If you follow politics, you know the past few weeks have been pretty volatile in our nation’s capital. The federal government shut down Oct. 1 after Congress failed to pass a budget resolution that would have allowed the government to continue operating. But while macroeconomic forecasts are already showing the negative effect the shutdown had on our economy, Congress narrowly managed to avoid bringing about an even bigger catastrophe – hitting the debt ceiling. The debt ceiling limits the maximum amount of debt our government can take on. We were set to hit that limit around Oct. 17 before the government finally agreed on a continuing resolution to fund itself through mid-January and extend the debt ceiling until early February. This is a good thing, and I’m glad to see it happen, but frankly, our government should go further. It’s time to get rid of the debt ceiling.

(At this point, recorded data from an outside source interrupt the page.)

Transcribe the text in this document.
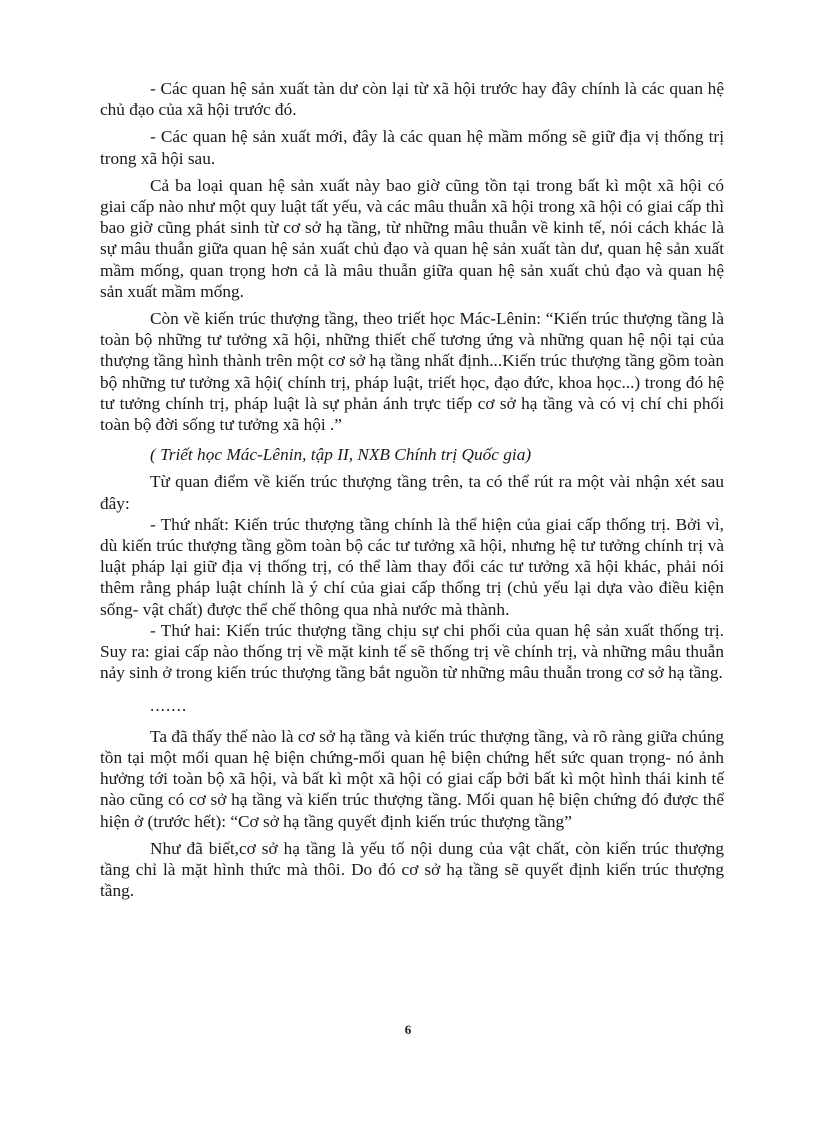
- Các quan hệ sản xuất tàn dư còn lại từ xã hội trước hay đây chính là các quan hệ chủ đạo của xã hội trước đó.

- Các quan hệ sản xuất mới, đây là các quan hệ mầm mống sẽ giữ địa vị thống trị trong xã hội sau.

Cả ba loại quan hệ sản xuất này bao giờ cũng tồn tại trong bất kì một xã hội có giai cấp nào như một quy luật tất yếu, và các mâu thuẫn xã hội trong xã hội có giai cấp thì bao giờ cũng phát sinh từ cơ sở hạ tầng, từ những mâu thuẫn về kinh tế, nói cách khác là sự mâu thuẫn giữa quan hệ sản xuất chủ đạo và quan hệ sản xuất tàn dư, quan hệ sản xuất mầm mống, quan trọng hơn cả là mâu thuẫn giữa quan hệ sản xuất chủ đạo và quan hệ sản xuất mầm mống.

Còn về kiến trúc thượng tầng, theo triết học Mác-Lênin: “Kiến trúc thượng tầng là toàn bộ những tư tưởng xã hội, những thiết chế tương ứng và những quan hệ nội tại của thượng tầng hình thành trên một cơ sở hạ tầng nhất định...Kiến trúc thượng tầng gồm toàn bộ những tư tưởng xã hội( chính trị, pháp luật, triết học, đạo đức, khoa học...) trong đó hệ tư tưởng chính trị, pháp luật là sự phản ánh trực tiếp cơ sở hạ tầng và có vị chí chi phối toàn bộ đời sống tư tưởng xã hội .”

( Triết học Mác-Lênin, tập II, NXB Chính trị Quốc gia)

Từ quan điểm về kiến trúc thượng tầng trên, ta có thể rút ra một vài nhận xét sau đây:

- Thứ nhất: Kiến trúc thượng tầng chính là thể hiện của giai cấp thống trị. Bởi vì, dù kiến trúc thượng tầng gồm toàn bộ các tư tưởng xã hội, nhưng hệ tư tưởng chính trị và luật pháp lại giữ địa vị thống trị, có thể làm thay đổi các tư tưởng xã hội khác, phải nói thêm rằng pháp luật chính là ý chí của giai cấp thống trị (chủ yếu lại dựa vào điều kiện sống- vật chất) được thể chế thông qua nhà nước mà thành.

- Thứ hai: Kiến trúc thượng tầng chịu sự chi phối của quan hệ sản xuất thống trị. Suy ra: giai cấp nào thống trị về mặt kinh tế sẽ thống trị về chính trị, và những mâu thuẫn nảy sinh ở trong kiến trúc thượng tầng bắt nguồn từ những mâu thuẫn trong cơ sở hạ tầng.

.......

Ta đã thấy thế nào là cơ sở hạ tầng và kiến trúc thượng tầng, và rõ ràng giữa chúng tồn tại một mối quan hệ biện chứng-mối quan hệ biện chứng hết sức quan trọng- nó ảnh hưởng tới toàn bộ xã hội, và bất kì một xã hội có giai cấp bởi bất kì một hình thái kinh tế nào cũng có cơ sở hạ tầng và kiến trúc thượng tầng. Mối quan hệ biện chứng đó được thể hiện ở (trước hết): “Cơ sở hạ tầng quyết định kiến trúc thượng tầng”

Như đã biết,cơ sở hạ tầng là yếu tố nội dung của vật chất, còn kiến trúc thượng tầng chỉ là mặt hình thức mà thôi. Do đó cơ sở hạ tầng sẽ quyết định kiến trúc thượng tầng.

6
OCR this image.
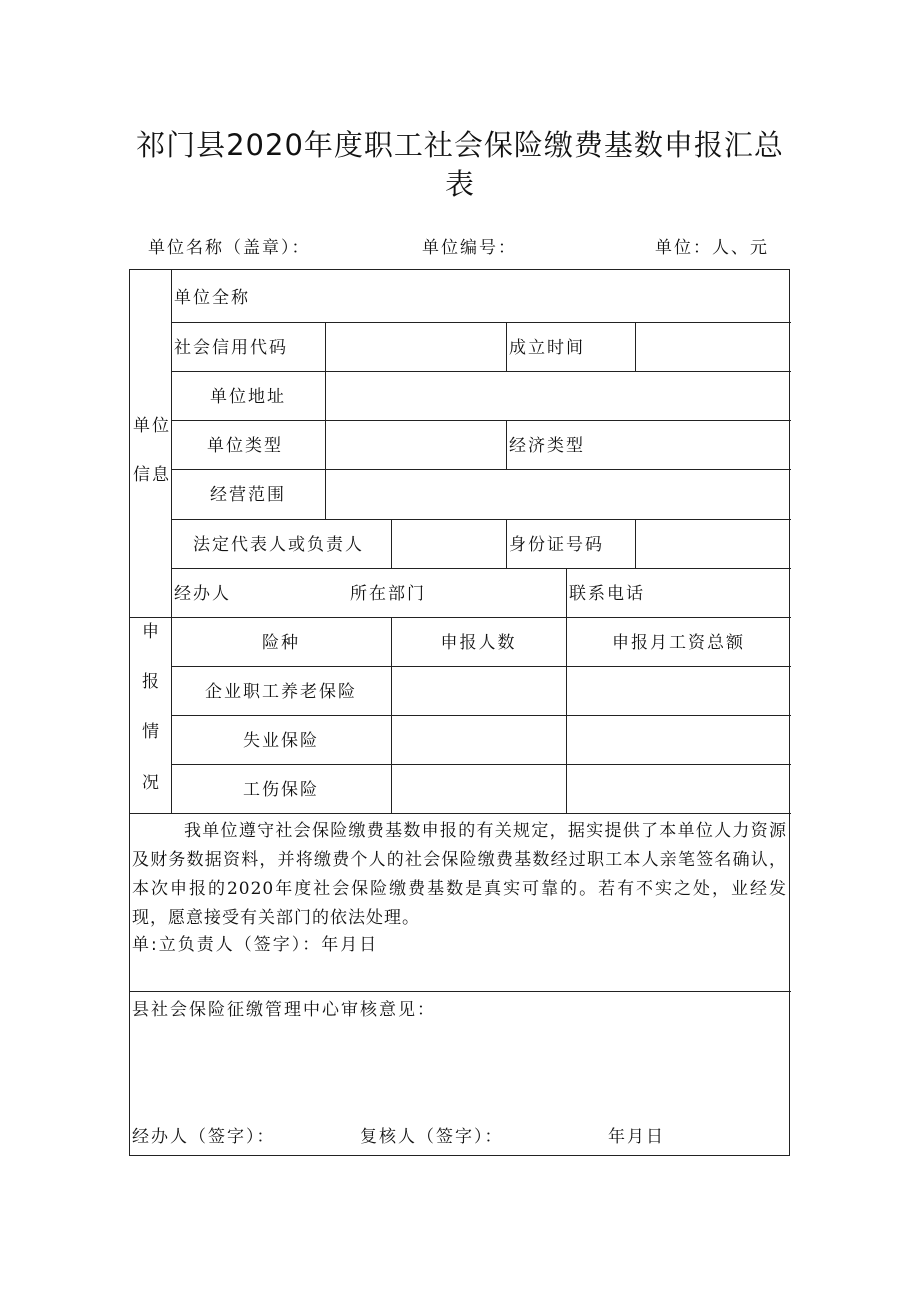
祁门县2020年度职工社会保险缴费基数申报汇总
表
单位名称（盖章）：	单位编号：	单位：人、元
单位
信息
单位全称
社会信用代码	成立时间
单位地址
单位类型	经济类型
经营范围
法定代表人或负责人	身份证号码
经办人	所在部门	联系电话
申
报
情
况
险种	申报人数	申报月工资总额
企业职工养老保险
失业保险
工伤保险

我单位遵守社会保险缴费基数申报的有关规定，据实提供了本单位人力资源及财务数据资料，并将缴费个人的社会保险缴费基数经过职工本人亲笔签名确认，本次申报的2020年度社会保险缴费基数是真实可靠的。若有不实之处，业经发现，愿意接受有关部门的依法处理。

单:立负责人（签字）：年月日
县社会保险征缴管理中心审核意见：
经办人（签字）：	复核人（签字）：	年月日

    Many people have a difficult time understanding what the debt ceiling actually is, which makes debates surrounding its existence quite difficult. Let’s begin with what raising the debt ceiling doesn’t do. It does not increase our national debt, at least, not directly. The debt ceiling sets the overall limit on how much our government is allowed to borrow, the same way a credit card’s maximum limit sets the overall maximum a person is allowed to borrow. But the debt ceiling doesn’t – and this is important – decide how much our government actually spends. Congress does that by passing a budget each year.
    This concept is why the debt ceiling, at present, doesn’t make any sense. We already have a process by which our government decides how much money to spend each year – when Congress passes a budget and allocates funding to the various parts of our government. We already have a process by which our government decides how much money to collect in revenues in each year – when Congress sets tax rates and passes a budget and when the Internal Revenue Service collects taxes. Moreover, when Congress does those things, it has a reasonably accurate idea of whether it needs to issue bonds to finance some of that spending and how much borrowing it actually needs to do. According to the Constitution, Congress has the authority to borrow money. So why do we have this extra arbitrary hoop that Congress has to jump through?
    Once upon a time, the debt ceiling served a purpose. Back during World War I, we didn’t always have a forward-looking budget process, and military expenditures especially were not always budgeted for in advance. Instead of having Congress pass a new spending bill allowing the military to borrow money every few weeks, Congress decided to simplify the process by just creating a ‘debt ceiling’ and allowing the War Department to borrow money, as long as it stayed under that limit.
    But today, in the context of the modern budget process, the debt ceiling no longer serves that purpose. Instead, the existence of the debt ceiling just serves as a relic of the way things were done decades ago, much like many other quirks in our government.
    Yet, this is a particularly dangerous quirk. So long as the debt ceiling was an arbitrary number that our politicians all just agreed to raise every few years, it posed no threat. In recent years, however, the debt ceiling has become grounds for a new level of political theater, a place where our politicians can rail against the irresponsibility of the national debt, to the point that whether or not it gets raised has become no guarantee. It’s hard to overstate how bad that is. If the federal government hit the debt ceiling and became unable to borrow further – despite the fact that Congress had already passed bills mandating that the government do so – then the government would be forced to default on some of our debts. This would induce severe volatility into our financial markets, potentially setting off another global financial crisis. It would also result in higher interest rates for borrowing, making our public finances in worse shape and reducing confidence in our political system.
    I’m as much an opponent of higher national debts as anyone. Just this past week, I spent several days in Washington, D.C., with Fix the Debt, a national advocacy group pushing for solutions to our long-term fiscal challenges. Yet, having a debt ceiling doesn’t do anything to help solve those challenges, and the uncertainty it induces just makes things worse. One of the ideas I heard from those I met with in Washington was how low expectations are right now with respect to what Congress can do. Even things like getting the government running again are seen as major achievements. Right now, Congress is in enough of a mess without nonsensical policies getting in the way. It’s time to get one such obstacle off its plate by getting rid of the debt ceiling.

Conor Durkin is a senior studying economics and political science. He can be contacted at cdurkin@nd.edu
The views expressed in this column are those of the author and not necessarily those of The Observer.